Biopsy of the Bladder and Urethra
A biopsy relies on the tissue sample taken from the patient’s own body in order to get a clearer understanding of the condition they’re in. This procedure is carried out by extracting tissue from the bladder wall as well as from the urethra via the help of a urine tube. This procedure is carried out under anesthesia as well as being extremely helpful in ruling out other conditions like bladder cancer.
This is the most effective and preferred mode of proving for any other infections by doctors. A cystoscopy is performed with the help of an instrument called a cystoscope. It is a long and thin scope that has an eyepiece at its end. It is inserted into the urethra and all the way up to the bladder. However, it is considerably more painful considering how local anesthesia is not used in this procedure. There are some instances where both the bladder biopsy and cystoscopy are performed at the same time.

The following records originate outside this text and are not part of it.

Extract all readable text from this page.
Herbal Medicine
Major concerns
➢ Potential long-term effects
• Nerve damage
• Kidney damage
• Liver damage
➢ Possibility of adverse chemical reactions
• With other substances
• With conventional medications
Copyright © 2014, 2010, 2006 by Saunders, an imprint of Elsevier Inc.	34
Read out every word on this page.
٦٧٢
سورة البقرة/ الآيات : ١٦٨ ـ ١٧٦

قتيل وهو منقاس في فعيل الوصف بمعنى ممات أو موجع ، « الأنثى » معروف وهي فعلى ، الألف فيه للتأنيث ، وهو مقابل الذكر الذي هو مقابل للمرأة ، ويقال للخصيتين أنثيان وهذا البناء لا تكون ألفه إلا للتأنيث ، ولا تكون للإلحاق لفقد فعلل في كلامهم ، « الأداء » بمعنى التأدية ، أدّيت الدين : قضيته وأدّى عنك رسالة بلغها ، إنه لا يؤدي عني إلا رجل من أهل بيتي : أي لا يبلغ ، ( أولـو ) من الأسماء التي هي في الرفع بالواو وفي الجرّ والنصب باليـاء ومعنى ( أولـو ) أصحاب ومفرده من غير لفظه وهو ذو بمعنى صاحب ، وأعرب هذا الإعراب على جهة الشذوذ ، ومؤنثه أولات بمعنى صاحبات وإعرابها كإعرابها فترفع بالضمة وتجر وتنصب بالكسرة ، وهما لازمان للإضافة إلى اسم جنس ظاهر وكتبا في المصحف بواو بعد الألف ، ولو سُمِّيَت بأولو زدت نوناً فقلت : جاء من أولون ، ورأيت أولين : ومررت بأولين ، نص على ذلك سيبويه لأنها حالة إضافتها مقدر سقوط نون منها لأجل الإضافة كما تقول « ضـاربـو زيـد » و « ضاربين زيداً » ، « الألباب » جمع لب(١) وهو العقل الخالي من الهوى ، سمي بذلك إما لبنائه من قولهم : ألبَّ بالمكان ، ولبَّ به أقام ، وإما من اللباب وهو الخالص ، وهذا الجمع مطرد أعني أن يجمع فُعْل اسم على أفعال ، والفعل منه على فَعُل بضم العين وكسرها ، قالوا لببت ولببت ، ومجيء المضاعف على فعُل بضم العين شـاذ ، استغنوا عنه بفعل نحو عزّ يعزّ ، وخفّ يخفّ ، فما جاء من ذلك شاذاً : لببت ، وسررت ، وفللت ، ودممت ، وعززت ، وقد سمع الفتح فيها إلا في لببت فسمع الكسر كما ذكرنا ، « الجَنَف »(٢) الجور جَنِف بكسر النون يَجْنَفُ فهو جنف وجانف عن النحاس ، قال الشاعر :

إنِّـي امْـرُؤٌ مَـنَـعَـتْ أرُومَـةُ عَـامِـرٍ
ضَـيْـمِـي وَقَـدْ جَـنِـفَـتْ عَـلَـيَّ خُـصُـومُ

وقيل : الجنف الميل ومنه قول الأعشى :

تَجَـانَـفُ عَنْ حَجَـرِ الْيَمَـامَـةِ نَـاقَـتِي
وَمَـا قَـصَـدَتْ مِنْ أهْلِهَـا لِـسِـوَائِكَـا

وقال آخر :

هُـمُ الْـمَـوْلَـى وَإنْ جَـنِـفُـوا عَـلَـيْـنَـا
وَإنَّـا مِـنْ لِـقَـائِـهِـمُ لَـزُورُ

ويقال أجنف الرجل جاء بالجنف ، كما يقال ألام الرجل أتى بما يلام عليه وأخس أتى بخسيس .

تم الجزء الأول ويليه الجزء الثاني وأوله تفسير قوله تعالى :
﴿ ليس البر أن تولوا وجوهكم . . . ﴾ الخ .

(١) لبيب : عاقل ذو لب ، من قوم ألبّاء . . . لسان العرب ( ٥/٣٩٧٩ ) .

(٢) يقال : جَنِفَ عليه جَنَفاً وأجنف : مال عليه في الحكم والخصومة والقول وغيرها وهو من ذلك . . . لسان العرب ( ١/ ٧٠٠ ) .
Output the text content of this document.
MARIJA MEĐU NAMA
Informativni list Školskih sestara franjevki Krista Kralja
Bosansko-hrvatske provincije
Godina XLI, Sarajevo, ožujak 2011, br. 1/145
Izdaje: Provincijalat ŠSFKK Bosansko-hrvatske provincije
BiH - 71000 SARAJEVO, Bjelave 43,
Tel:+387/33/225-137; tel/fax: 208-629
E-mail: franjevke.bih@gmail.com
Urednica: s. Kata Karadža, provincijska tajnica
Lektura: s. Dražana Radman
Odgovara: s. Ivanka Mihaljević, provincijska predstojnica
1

There are a number of reasons why diagnosing painful bladder syndrome can challenging. Some of these reasons are:
- Most of the available techniques that are used to diagnose painful bladder syndrome were developed primarily for research purposes rather than clinical usage. Because some of the research techniques are still underdeveloped and have yet to undergo any modification, it is common to wrongly diagnose someone with this condition. There have also been cases where these techniques have failed to identify many patients suffering from this syndrome altogether.
- Another reason these techniques are seldom used is because of their invasive nature. They are equally invasive and painful and don’t always provide the most reliable results.
- The most notable technique is cystoscopy which can show glomerulations and Hunner’s ulcers but is not quite as reliable when diagnosing painful bladder syndrome.